On 22 July 2005, Jean Charles de Menezes, a Brazilian electrician living in London, was shot dead by plainclothes police officers at Stockwell station. This incident came a day after the 21 July 2005 London attempted bombings occurred on tube trains and a bus in London. It later emerged that it was a case of mistaken identity on the part of the police and that Menezes had nothing to do with the attacks. In the immediate aftermath of the shooting a small shrine to de Menezes was created by mourners outside the station. This evolved into a permanent memorial mosaic which was unveiled on 7 January 2010 at the station on what would have been his 32nd birthday. It was made by local artist, Mary Edwards, with the help of Menezes' cousin, Vivian Figueiredo, as well as Chrysoula Vardaxi.

==Services==
Stockwell station is on the Northern and Victoria lines in London fare zone 2. On the Morden branch of the Northern line, the station is between Oval and Clapham North. On the Victoria line, it is between Brixton and Vauxhall. Train frequencies vary throughout the day.

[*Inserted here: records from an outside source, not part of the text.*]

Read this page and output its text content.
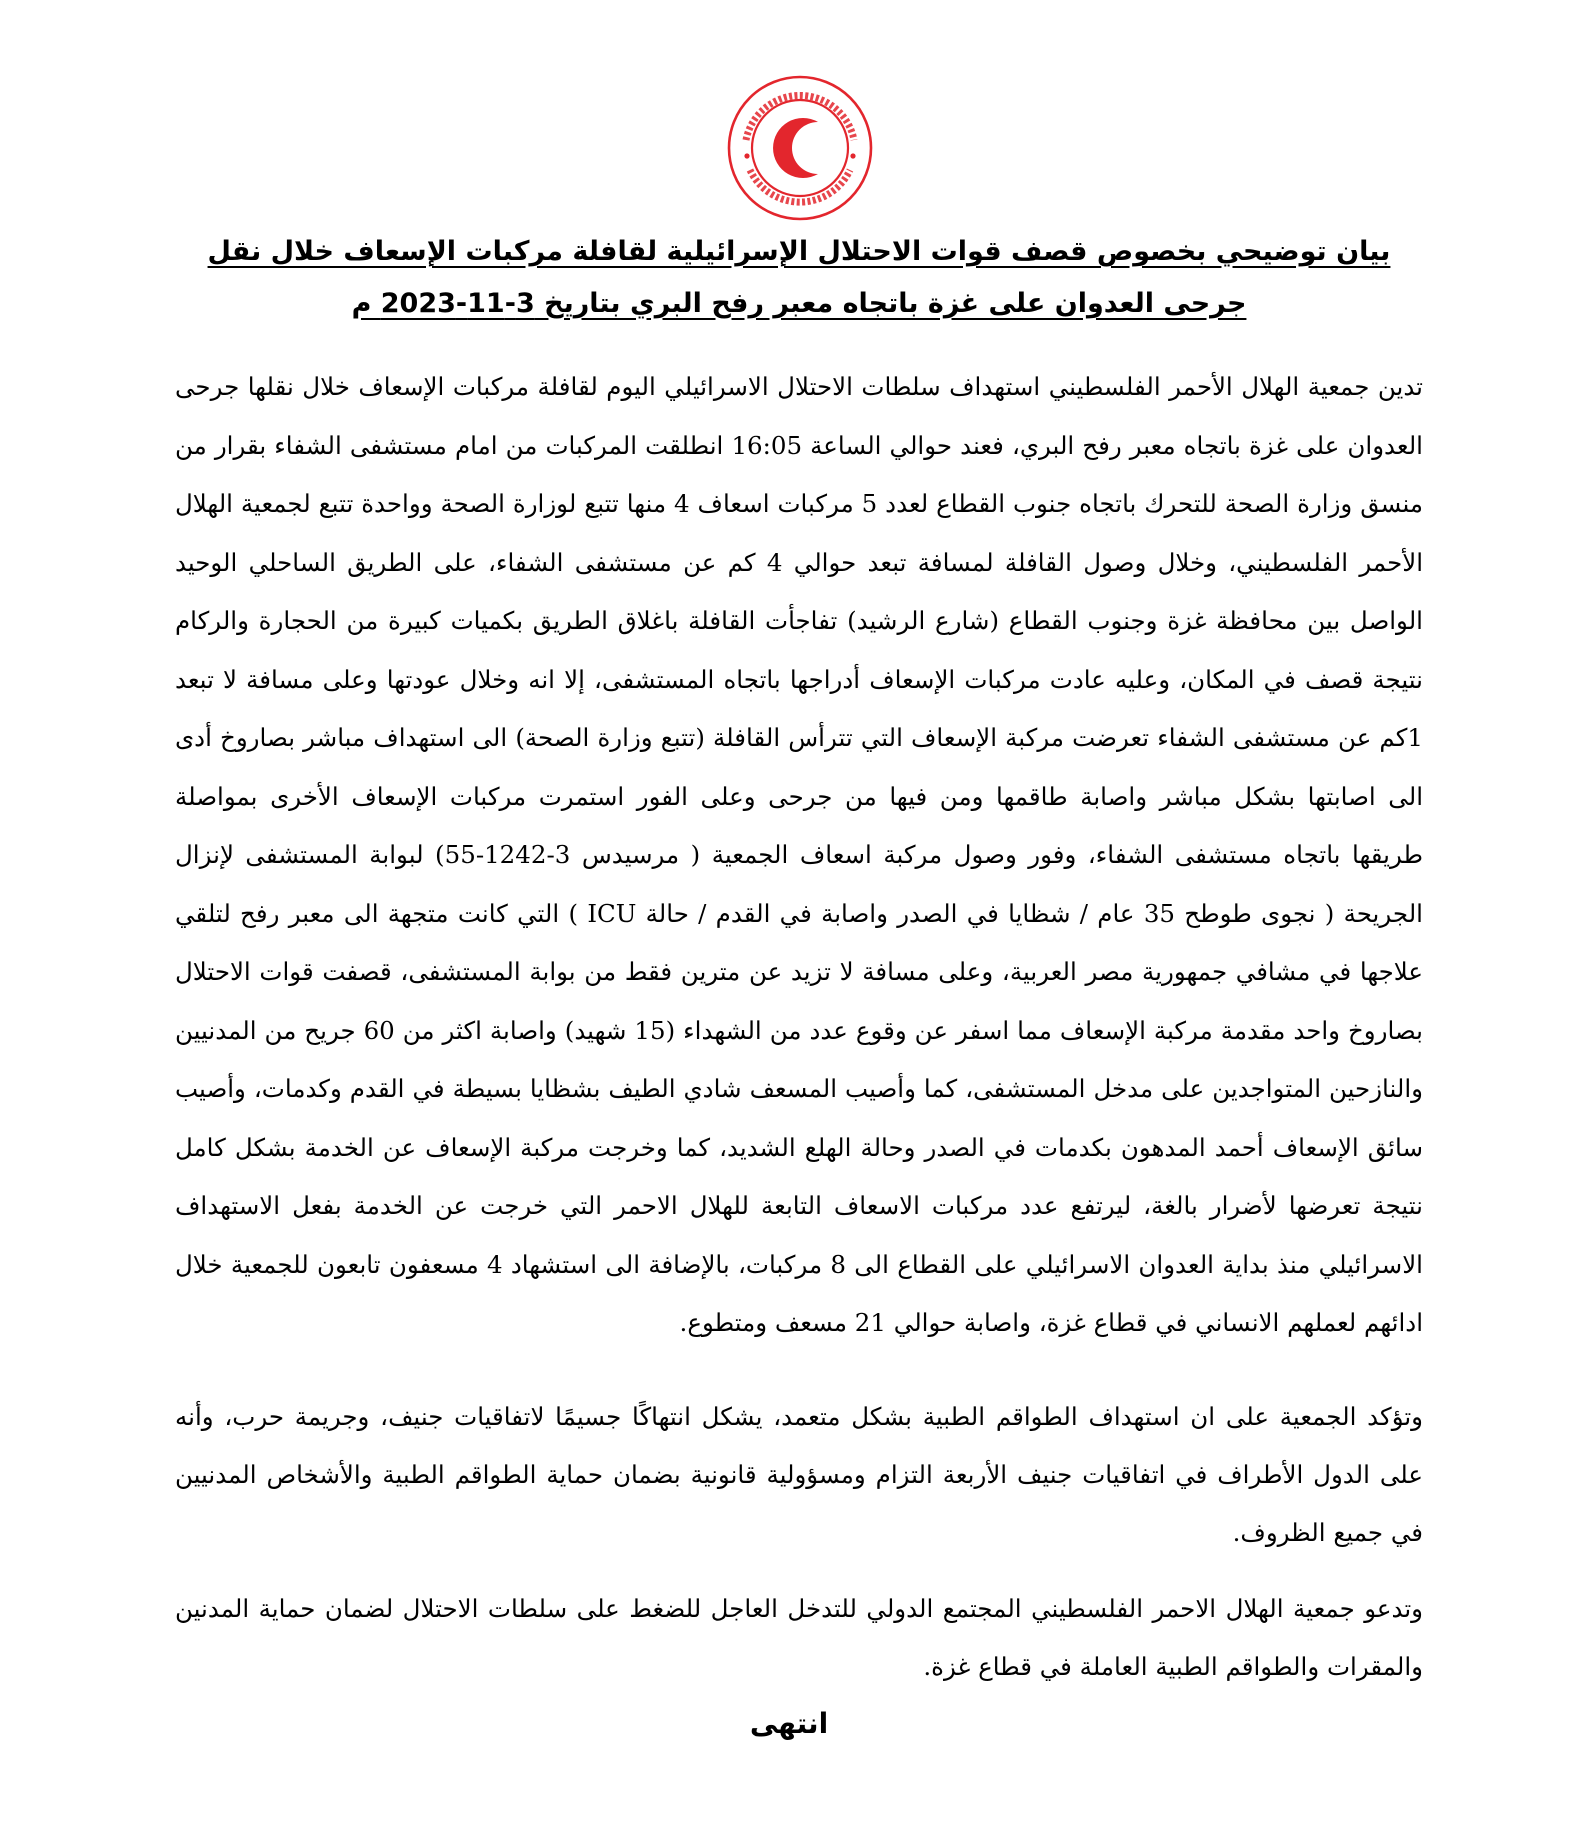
بيان توضيحي بخصوص قصف قوات الاحتلال الإسرائيلية لقافلة مركبات الإسعاف خلال نقل جرحى العدوان على غزة باتجاه معبر رفح البري بتاريخ 3-11-2023 م

تدين جمعية الهلال الأحمر الفلسطيني استهداف سلطات الاحتلال الاسرائيلي اليوم لقافلة مركبات الإسعاف خلال نقلها جرحى العدوان على غزة باتجاه معبر رفح البري، فعند حوالي الساعة 16:05 انطلقت المركبات من امام مستشفى الشفاء بقرار من منسق وزارة الصحة للتحرك باتجاه جنوب القطاع لعدد 5 مركبات اسعاف 4 منها تتبع لوزارة الصحة وواحدة تتبع لجمعية الهلال الأحمر الفلسطيني، وخلال وصول القافلة لمسافة تبعد حوالي 4 كم عن مستشفى الشفاء، على الطريق الساحلي الوحيد الواصل بين محافظة غزة وجنوب القطاع (شارع الرشيد) تفاجأت القافلة باغلاق الطريق بكميات كبيرة من الحجارة والركام نتيجة قصف في المكان، وعليه عادت مركبات الإسعاف أدراجها باتجاه المستشفى، إلا انه وخلال عودتها وعلى مسافة لا تبعد 1كم عن مستشفى الشفاء تعرضت مركبة الإسعاف التي تترأس القافلة (تتبع وزارة الصحة) الى استهداف مباشر بصاروخ أدى الى اصابتها بشكل مباشر واصابة طاقمها ومن فيها من جرحى وعلى الفور استمرت مركبات الإسعاف الأخرى بمواصلة طريقها باتجاه مستشفى الشفاء، وفور وصول مركبة اسعاف الجمعية ( مرسيدس 3-1242-55) لبوابة المستشفى لإنزال الجريحة ( نجوى طوطح 35 عام / شظايا في الصدر واصابة في القدم / حالة ICU ) التي كانت متجهة الى معبر رفح لتلقي علاجها في مشافي جمهورية مصر العربية، وعلى مسافة لا تزيد عن مترين فقط من بوابة المستشفى، قصفت قوات الاحتلال بصاروخ واحد مقدمة مركبة الإسعاف مما اسفر عن وقوع عدد من الشهداء (15 شهيد) واصابة اكثر من 60 جريح من المدنيين والنازحين المتواجدين على مدخل المستشفى، كما وأصيب المسعف شادي الطيف بشظايا بسيطة في القدم وكدمات، وأصيب سائق الإسعاف أحمد المدهون بكدمات في الصدر وحالة الهلع الشديد، كما وخرجت مركبة الإسعاف عن الخدمة بشكل كامل نتيجة تعرضها لأضرار بالغة، ليرتفع عدد مركبات الاسعاف التابعة للهلال الاحمر التي خرجت عن الخدمة بفعل الاستهداف الاسرائيلي منذ بداية العدوان الاسرائيلي على القطاع الى 8 مركبات، بالإضافة الى استشهاد 4 مسعفون تابعون للجمعية خلال ادائهم لعملهم الانساني في قطاع غزة، واصابة حوالي 21 مسعف ومتطوع.

وتؤكد الجمعية على ان استهداف الطواقم الطبية بشكل متعمد، يشكل انتهاكًا جسيمًا لاتفاقيات جنيف، وجريمة حرب، وأنه على الدول الأطراف في اتفاقيات جنيف الأربعة التزام ومسؤولية قانونية بضمان حماية الطواقم الطبية والأشخاص المدنيين في جميع الظروف.

وتدعو جمعية الهلال الاحمر الفلسطيني المجتمع الدولي للتدخل العاجل للضغط على سلطات الاحتلال لضمان حماية المدنين والمقرات والطواقم الطبية العاملة في قطاع غزة.

انتهى
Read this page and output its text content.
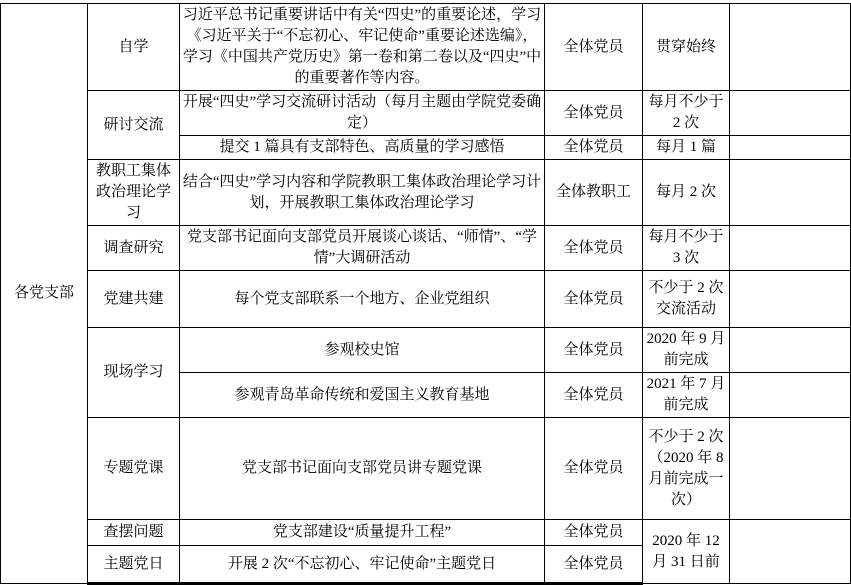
各党支部	自学	习近平总书记重要讲话中有关“四史”的重要论述，学习《习近平关于“不忘初心、牢记使命”重要论述选编》，学习《中国共产党历史》第一卷和第二卷以及“四史”中的重要著作等内容。	全体党员	贯穿始终	
	研讨交流	开展“四史”学习交流研讨活动（每月主题由学院党委确定）	全体党员	每月不少于 2 次	
		提交 1 篇具有支部特色、高质量的学习感悟	全体党员	每月 1 篇	
	教职工集体政治理论学习	结合“四史”学习内容和学院教职工集体政治理论学习计划，开展教职工集体政治理论学习	全体教职工	每月 2 次	
	调查研究	党支部书记面向支部党员开展谈心谈话、“师情”、“学情”大调研活动	全体党员	每月不少于 3 次	
	党建共建	每个党支部联系一个地方、企业党组织	全体党员	不少于 2 次交流活动	
	现场学习	参观校史馆	全体党员	2020 年 9 月前完成	
		参观青岛革命传统和爱国主义教育基地	全体党员	2021 年 7 月前完成	
	专题党课	党支部书记面向支部党员讲专题党课	全体党员	不少于 2 次（2020 年 8 月前完成一次）	
	查摆问题	党支部建设“质量提升工程”	全体党员	2020 年 12 月 31 日前	
	主题党日	开展 2 次“不忘初心、牢记使命”主题党日	全体党员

However, Northern line trains generally operate every 4–6 minutes between 06:06 and 00:12 in both directions while Victoria line trains generally operate every 3–5 minutes between 06:02 and 00:20 in both directions. There is also 24-hour Night Tube service on both lines on Friday and Saturday evenings.

| Preceding station | London Underground |  |  | Following station |
|---|---|---|---|---|
| Oval towards Edgware, Mill Hill East or High Barnet |  | Northern line Morden branch |  | Clapham North towards Morden |
| Brixton Terminus |  | Victoria line |  | Vauxhall towards Walthamstow Central |

==Connections==
The station is served by day and nighttime London Bus routes.